Tuesday 11 February 2014

Big Welsh Veggie Lasagne

If  like me, you have a family of meat eating carnivores, you expect groans if vegetables are mentioned. However my husband and 4 sons cannot get enough of this very nutritious filling Welsh Veggie Lasagne that  satisfies the largest meat eaters appetite as it is crammed full of filling ingredients!

Ingredients for Family of 6 (adjust your portions to suit your family size)

6 Everyday Value Leeks at Tesco (usually get 3/4 in a pack so buy 2 packs) @ £1.92 each or buy 6 loose leeks @ 62p each. (If you are lucky enough to have a market nearby then shop there!)
350gr pack of Tesco Everyday Value Mushrooms @ 79p a pack
250gr pack Tesco Everyday Value Lasagne Sheets @ 32p a pack
2 Tubs of Tesco Everyday Value Cottage Cheese @ 64p a tub
1 slab (250gr) of either white Caerphilly Cheese (if you live in Wales) or Cheshire Cheese @ £2.00. (Please no substitutes as it has to be a crumbly white cheese)
2 onions @ 25p each at Tesco or trio for £1.00
1 bag of Medium Grated Cheese (always an offer to buy 2 for £3 at Tesco) Or you can buy a slab if you prefer.
2 tablespoons oil or margarine/butter if not available.

Optional

A few slugs of Worcester sauce
1 tablespoon black pepper
6 Potatoes (suitable for jackets - either fresh or you can buy Frozen in packs of 4 which are more expensive) Or chips if you prefer.
Sprig of fresh parsley or dried.

Method

Get a saucepan and fill it with cold water and put onto the stove/hob to boil. Rinse the leeks (unless they are pre-washed) under a cold tap. Cut the top and bottom of the leeks with a sharp knife. Then cut each leek into small pieces (like little cylindrical circles). When the water in the pan has boiled, turn the heat down to medium and add the leeks. let them cook for about 10 minutes.

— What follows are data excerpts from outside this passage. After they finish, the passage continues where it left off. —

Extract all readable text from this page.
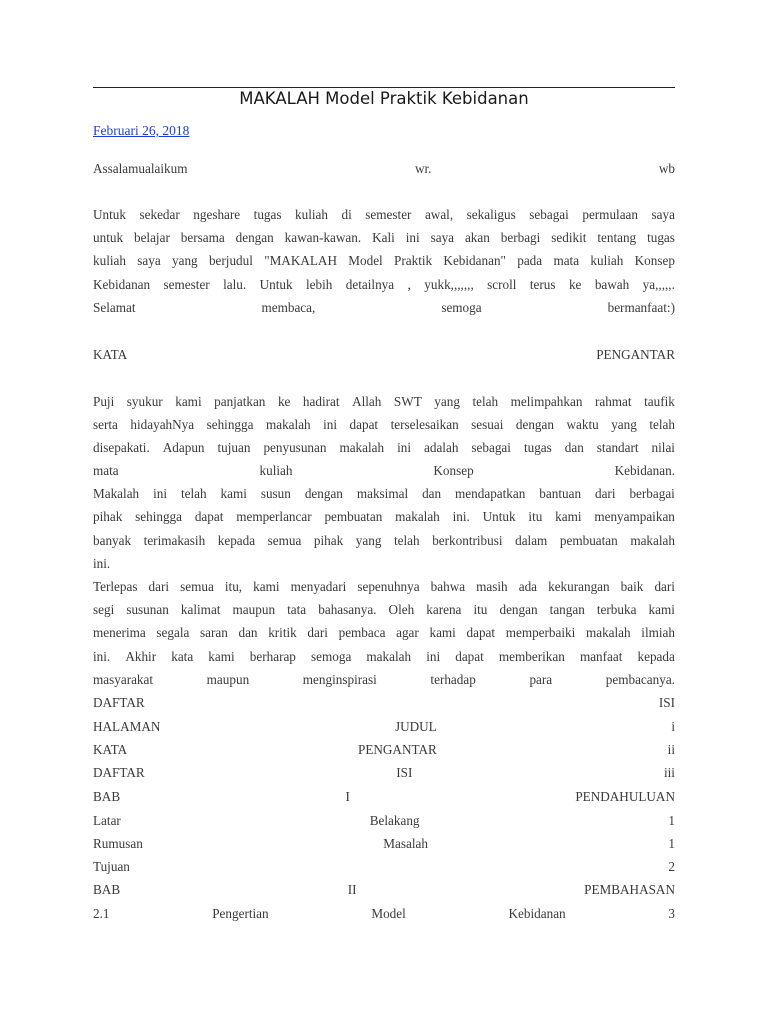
MAKALAH Model Praktik Kebidanan
Februari 26, 2018
Assalamualaikum	wr.	wb
Untuk sekedar ngeshare tugas kuliah di semester awal, sekaligus sebagai permulaan saya
untuk belajar bersama dengan kawan-kawan. Kali ini saya akan berbagi sedikit tentang tugas
kuliah saya yang berjudul "MAKALAH Model Praktik Kebidanan" pada mata kuliah Konsep
Kebidanan semester lalu. Untuk lebih detailnya , yukk,,,,,,, scroll terus ke bawah ya,,,,,.
Selamat	membaca,	semoga	bermanfaat:)
KATA	PENGANTAR
Puji syukur kami panjatkan ke hadirat Allah SWT yang telah melimpahkan rahmat taufik
serta hidayahNya sehingga makalah ini dapat terselesaikan sesuai dengan waktu yang telah
disepakati. Adapun tujuan penyusunan makalah ini adalah sebagai tugas dan standart nilai
mata	kuliah	Konsep	Kebidanan.
Makalah ini telah kami susun dengan maksimal dan mendapatkan bantuan dari berbagai
pihak sehingga dapat memperlancar pembuatan makalah ini. Untuk itu kami menyampaikan
banyak terimakasih kepada semua pihak yang telah berkontribusi dalam pembuatan makalah
ini.
Terlepas dari semua itu, kami menyadari sepenuhnya bahwa masih ada kekurangan baik dari
segi susunan kalimat maupun tata bahasanya. Oleh karena itu dengan tangan terbuka kami
menerima segala saran dan kritik dari pembaca agar kami dapat memperbaiki makalah ilmiah
ini. Akhir kata kami berharap semoga makalah ini dapat memberikan manfaat kepada
masyarakat	maupun	menginspirasi	terhadap	para	pembacanya.
DAFTAR	ISI
HALAMAN	JUDUL	i
KATA	PENGANTAR	ii
DAFTAR	ISI	iii
BAB	I	PENDAHULUAN
Latar	Belakang	1
Rumusan	Masalah	1
Tujuan	2
BAB	II	PEMBAHASAN
2.1	Pengertian	Model	Kebidanan	3
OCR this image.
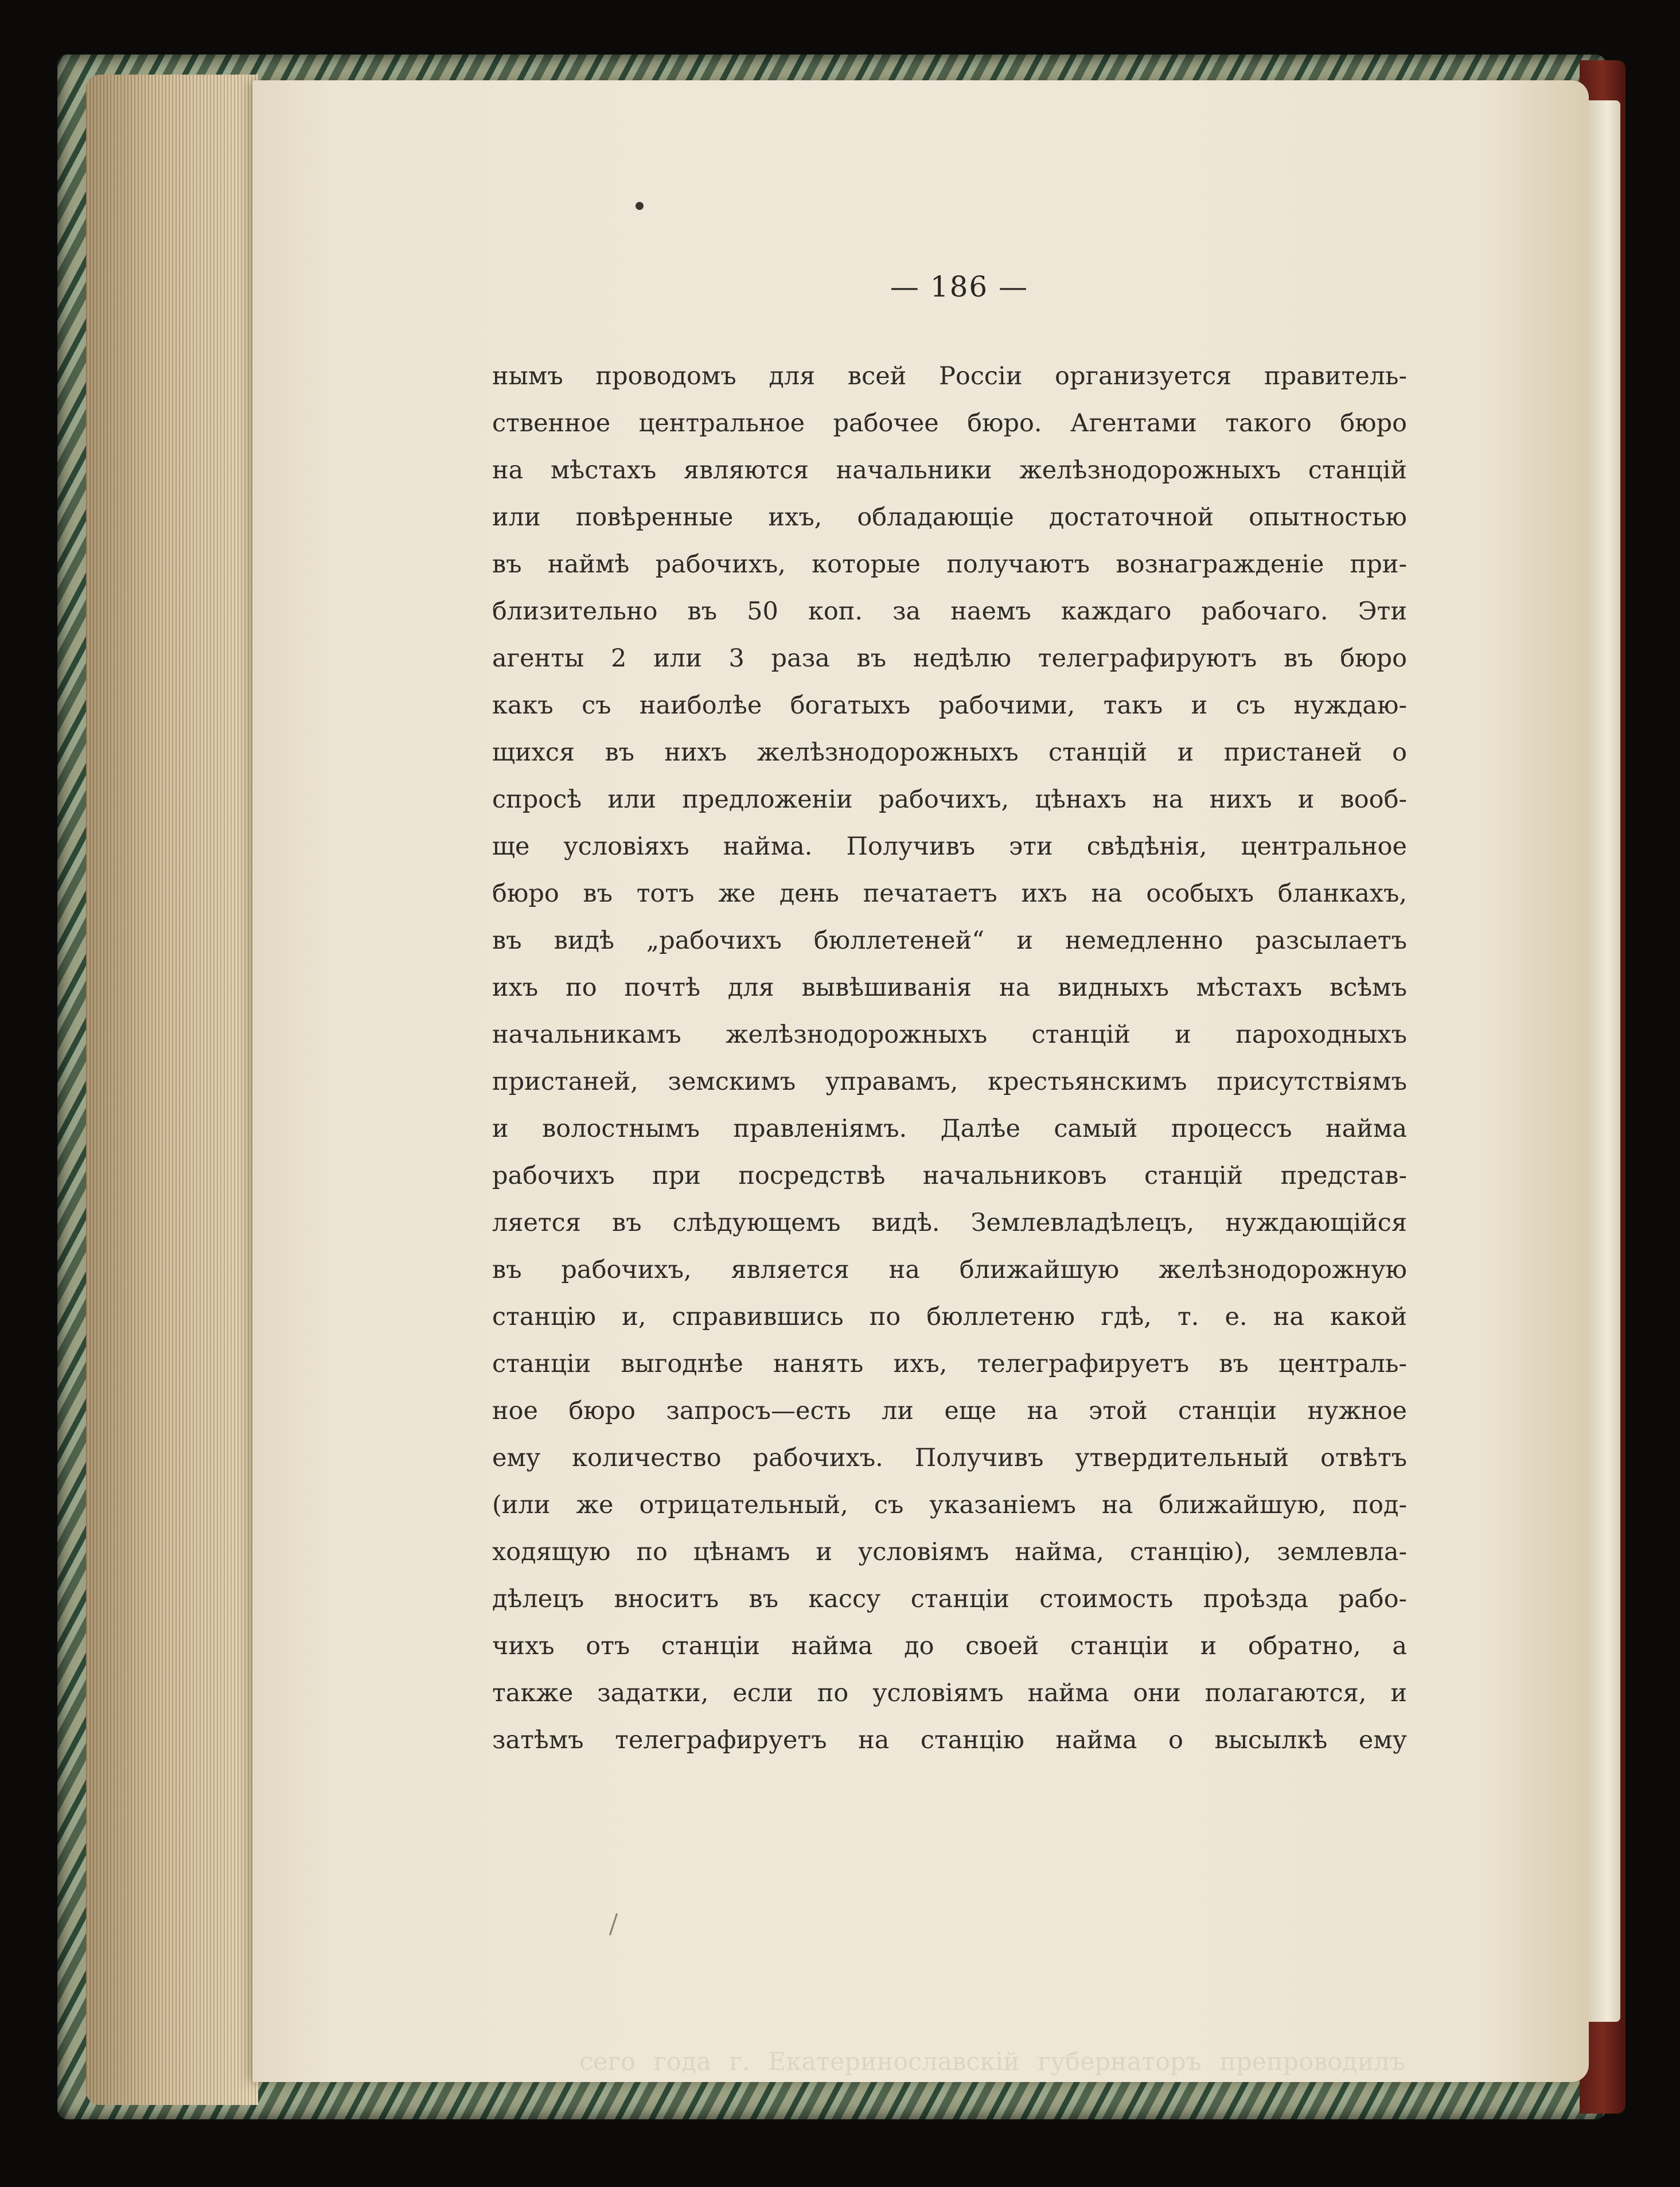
— 186 —
нымъ проводомъ для всей Россіи организуется правитель-
ственное центральное рабочее бюро. Агентами такого бюро
на мѣстахъ являются начальники желѣзнодорожныхъ станцій
или повѣренные ихъ, обладающіе достаточной опытностью
въ наймѣ рабочихъ, которые получаютъ вознагражденіе при-
близительно въ 50 коп. за наемъ каждаго рабочаго. Эти
агенты 2 или 3 раза въ недѣлю телеграфируютъ въ бюро
какъ съ наиболѣе богатыхъ рабочими, такъ и съ нуждаю-
щихся въ нихъ желѣзнодорожныхъ станцій и пристаней о
спросѣ или предложеніи рабочихъ, цѣнахъ на нихъ и вооб-
ще условіяхъ найма. Получивъ эти свѣдѣнія, центральное
бюро въ тотъ же день печатаетъ ихъ на особыхъ бланкахъ,
въ видѣ „рабочихъ бюллетеней“ и немедленно разсылаетъ
ихъ по почтѣ для вывѣшиванія на видныхъ мѣстахъ всѣмъ
начальникамъ желѣзнодорожныхъ станцій и пароходныхъ
пристаней, земскимъ управамъ, крестьянскимъ присутствіямъ
и волостнымъ правленіямъ. Далѣе самый процессъ найма
рабочихъ при посредствѣ начальниковъ станцій представ-
ляется въ слѣдующемъ видѣ. Землевладѣлецъ, нуждающійся
въ рабочихъ, является на ближайшую желѣзнодорожную
станцію и, справившись по бюллетеню гдѣ, т. е. на какой
станціи выгоднѣе нанять ихъ, телеграфируетъ въ централь-
ное бюро запросъ—есть ли еще на этой станціи нужное
ему количество рабочихъ. Получивъ утвердительный отвѣтъ
(или же отрицательный, съ указаніемъ на ближайшую, под-
ходящую по цѣнамъ и условіямъ найма, станцію), землевла-
дѣлецъ вноситъ въ кассу станціи стоимость проѣзда рабо-
чихъ отъ станціи найма до своей станціи и обратно, а
также задатки, если по условіямъ найма они полагаются, и
затѣмъ телеграфируетъ на станцію найма о высылкѣ ему
сего года г. Екатеринославскій губернаторъ препроводилъ
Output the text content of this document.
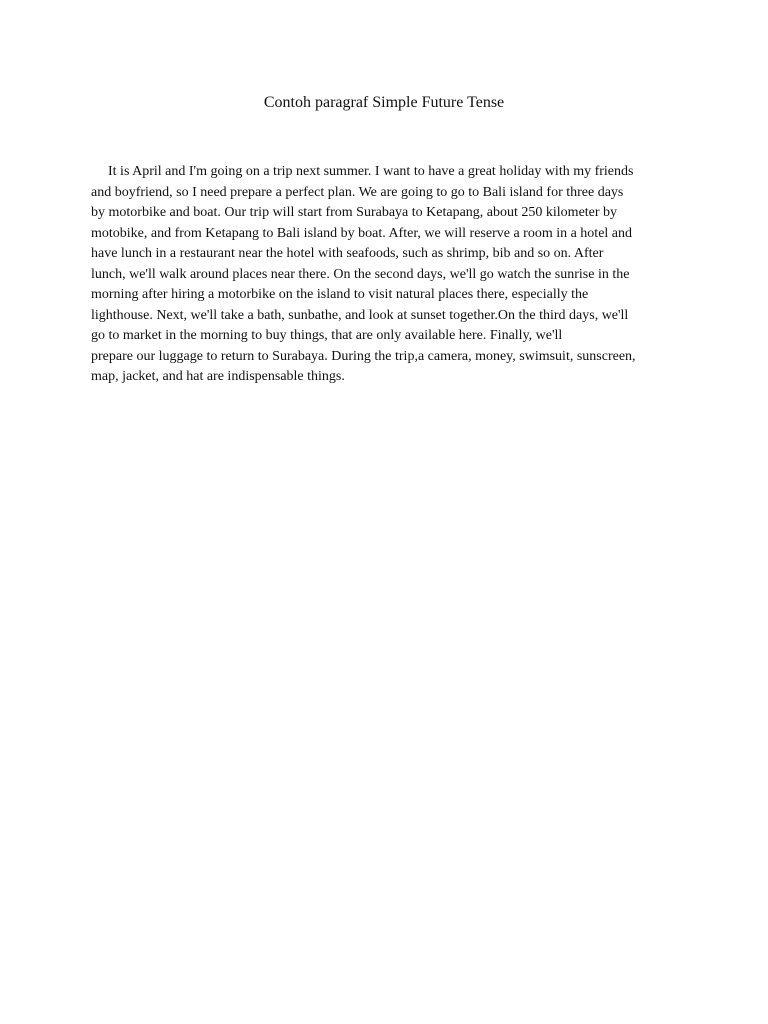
Contoh paragraf Simple Future Tense
It is April and I'm going on a trip next summer. I want to have a great holiday with my friends
and boyfriend, so I need prepare a perfect plan. We are going to go to Bali island for three days
by motorbike and boat. Our trip will start from Surabaya to Ketapang, about 250 kilometer by
motobike, and from Ketapang to Bali island by boat. After, we will reserve a room in a hotel and
have lunch in a restaurant near the hotel with seafoods, such as shrimp, bib and so on. After
lunch, we'll walk around places near there. On the second days, we'll go watch the sunrise in the
morning after hiring a motorbike on the island to visit natural places there, especially the
lighthouse. Next, we'll take a bath, sunbathe, and look at sunset together.On the third days, we'll
go to market in the morning to buy things, that are only available here. Finally, we'll
prepare our luggage to return to Surabaya. During the trip,a camera, money, swimsuit, sunscreen,
map, jacket, and hat are indispensable things.
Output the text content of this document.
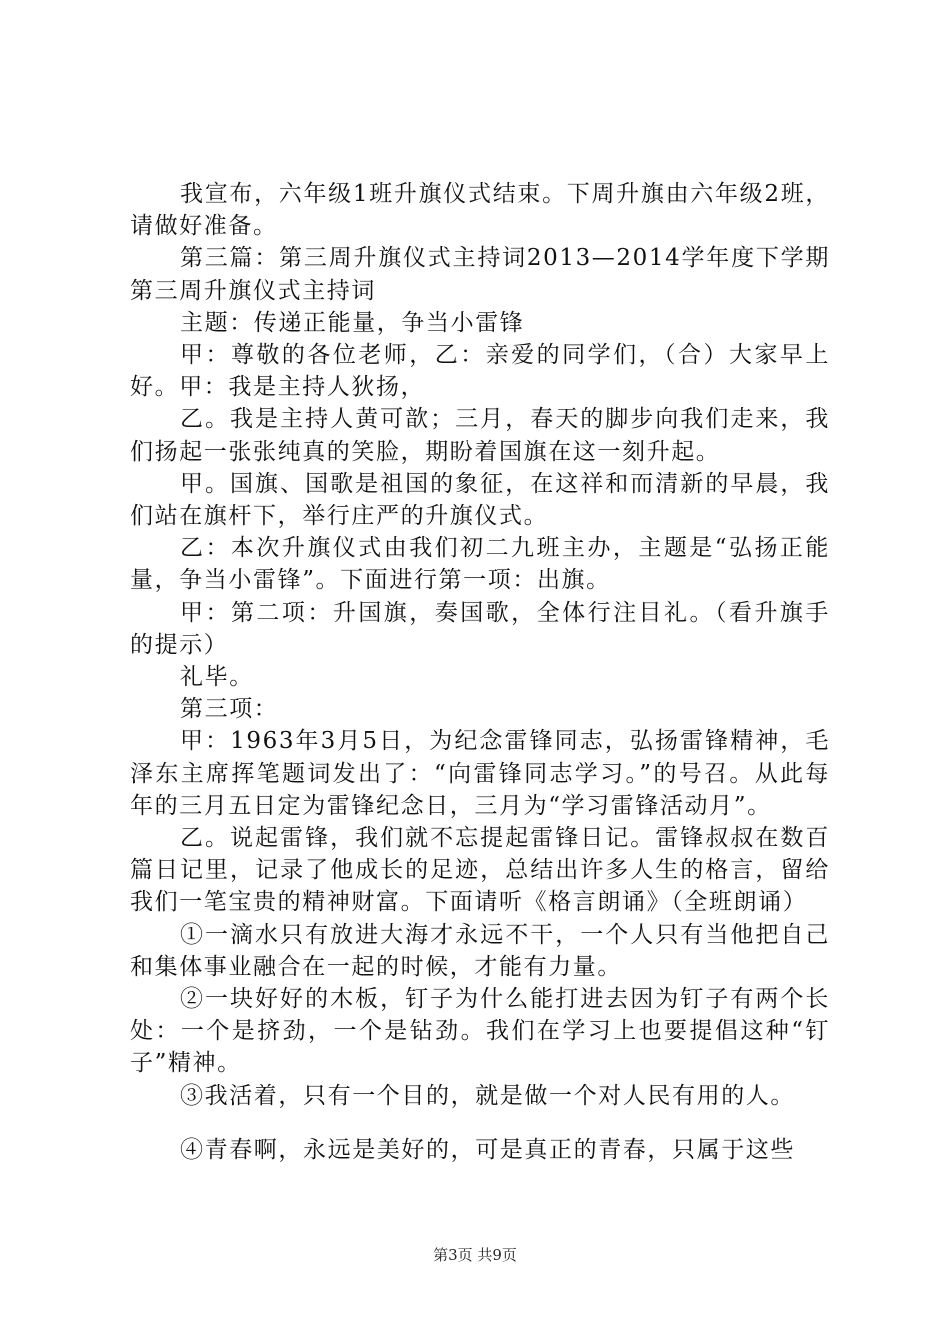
我宣布，六年级1班升旗仪式结束。下周升旗由六年级2班，请做好准备。

第三篇：第三周升旗仪式主持词2013—2014学年度下学期第三周升旗仪式主持词

主题：传递正能量，争当小雷锋

甲：尊敬的各位老师，乙：亲爱的同学们，（合）大家早上好。甲：我是主持人狄扬，

乙。我是主持人黄可歆；三月，春天的脚步向我们走来，我们扬起一张张纯真的笑脸，期盼着国旗在这一刻升起。

甲。国旗、国歌是祖国的象征，在这祥和而清新的早晨，我们站在旗杆下，举行庄严的升旗仪式。

乙：本次升旗仪式由我们初二九班主办，主题是“弘扬正能量，争当小雷锋”。下面进行第一项：出旗。

甲：第二项：升国旗，奏国歌，全体行注目礼。（看升旗手的提示）

礼毕。

第三项：

甲：1963年3月5日，为纪念雷锋同志，弘扬雷锋精神，毛泽东主席挥笔题词发出了：“向雷锋同志学习。”的号召。从此每年的三月五日定为雷锋纪念日，三月为“学习雷锋活动月”。

乙。说起雷锋，我们就不忘提起雷锋日记。雷锋叔叔在数百篇日记里，记录了他成长的足迹，总结出许多人生的格言，留给我们一笔宝贵的精神财富。下面请听《格言朗诵》（全班朗诵）

①一滴水只有放进大海才永远不干，一个人只有当他把自己和集体事业融合在一起的时候，才能有力量。

②一块好好的木板，钉子为什么能打进去因为钉子有两个长处：一个是挤劲，一个是钻劲。我们在学习上也要提倡这种“钉子”精神。

③我活着，只有一个目的，就是做一个对人民有用的人。

④青春啊，永远是美好的，可是真正的青春，只属于这些

第3页 共9页
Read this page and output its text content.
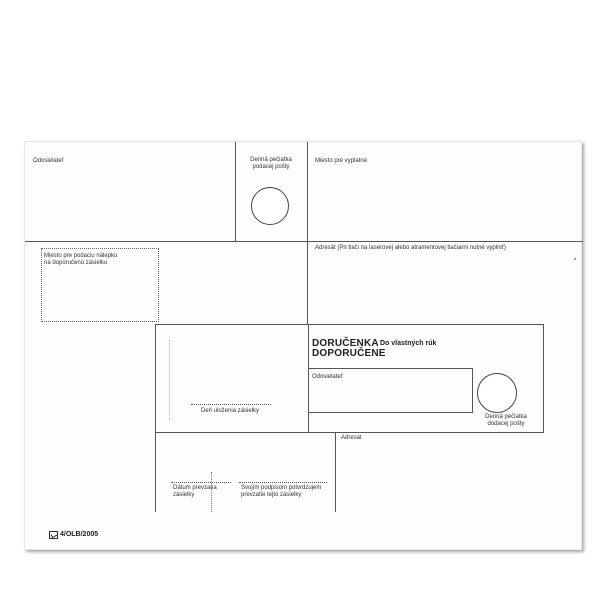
Odosielateľ	Denná pečiatka
podacej pošty
Miesto pre vyplatné
Miesto pre podaciu nálepku
na doporučenú zásielku
Adresát (Pri tlači na laserovej alebo atramentovej tlačiarni nutné vyplniť)
Deň uloženia zásielky
DORUČENKA
DOPORUČENE
Do vlastných rúk
Odosielateľ
Denná pečiatka
dodacej pošty
Adresát
Dátum prevzatia
zásielky
Svojím podpisom potvrdzujem
prevzatie tejto zásielky
4/OLB/2005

While the leeks are cooking, get a frying pan and add the 2 tablespoons of oil or knob of marg/butter.Get the mushrooms and rinse them under cold water in a colander. If  you haven't got one no worries just take a few at a time and wash them under a cold tap. Then carefully peel the skin off each mushroom until they are bald! Cut them sideways on into small pieces. Then peel the onions and cut them into small dices. Put the heat on a medium setting for your pan. Throw the mushrooms and onions into the pan, constantly turning them over. If you have the Worcester Sauce, now is the time to add a couple of slugs and the tablespoon of black pepper. Remove the leeks from the stove/hob and drain the water off either in a colander or take the saucepan lid and hold it over the top, draining the water bit by bit. Add the cooked leeks to the mushrooms and onion mixture in the frying pan and cook for a further 2 minutes.

Turn on the oven to pre-heat to 190C OR Gas Mark 5. Take a casserole dish. There are vast quantities of second hand casserole dishes, remnants of over zealous wedding presents from the 1970s/80s in charity shops I find at 50p-£1 each. Take the leek/onions/mushroom mixture and put just enough to cover the bottom of the casserole dish sparingly. then open your lasagne sheets. Break pieces down into three separate pieces and cover the first layer of the vegetables in the casserole dish. It may take a few sheets. Then put another vegetable layer on top of the broken lasagne sheets - again just enough to cover the sheets. Then layer some more lasagne sheets over the top as before.

Get a bowl. Throw both tubs of cottage cheese in. Take the slab of the white Caerphilly or Cheshire cheese and gently crumble it into the bowl. Then stir the mixture together for 2 mins so both cheeses are combined. When it is thoroughly mixed, turn out the bowl into the casserole dish and spread the entire cheese mixture on top of the lasagne sheets. Then put another layer of lasagne sheets on top, and the remaining vegetable layer on top of this. Finally get the bag of grated medium of cheese and spread this on the top.

Put the lid on the casserole dish and put it in the oven for 20 minutes. After 20 minutes remove the lid and then cook in the oven for a further 10 minutes.

Then remove and you can decorate with some optional parsley on the top or not!

Tip: I always serve my Welsh veggie lasagne up with some Jacket Spuds to make a truly filling meal for my hungry teenagers. Some may prefer a portion of chips. Or even on its own as it is filling enough. Do whats right for your family appetities!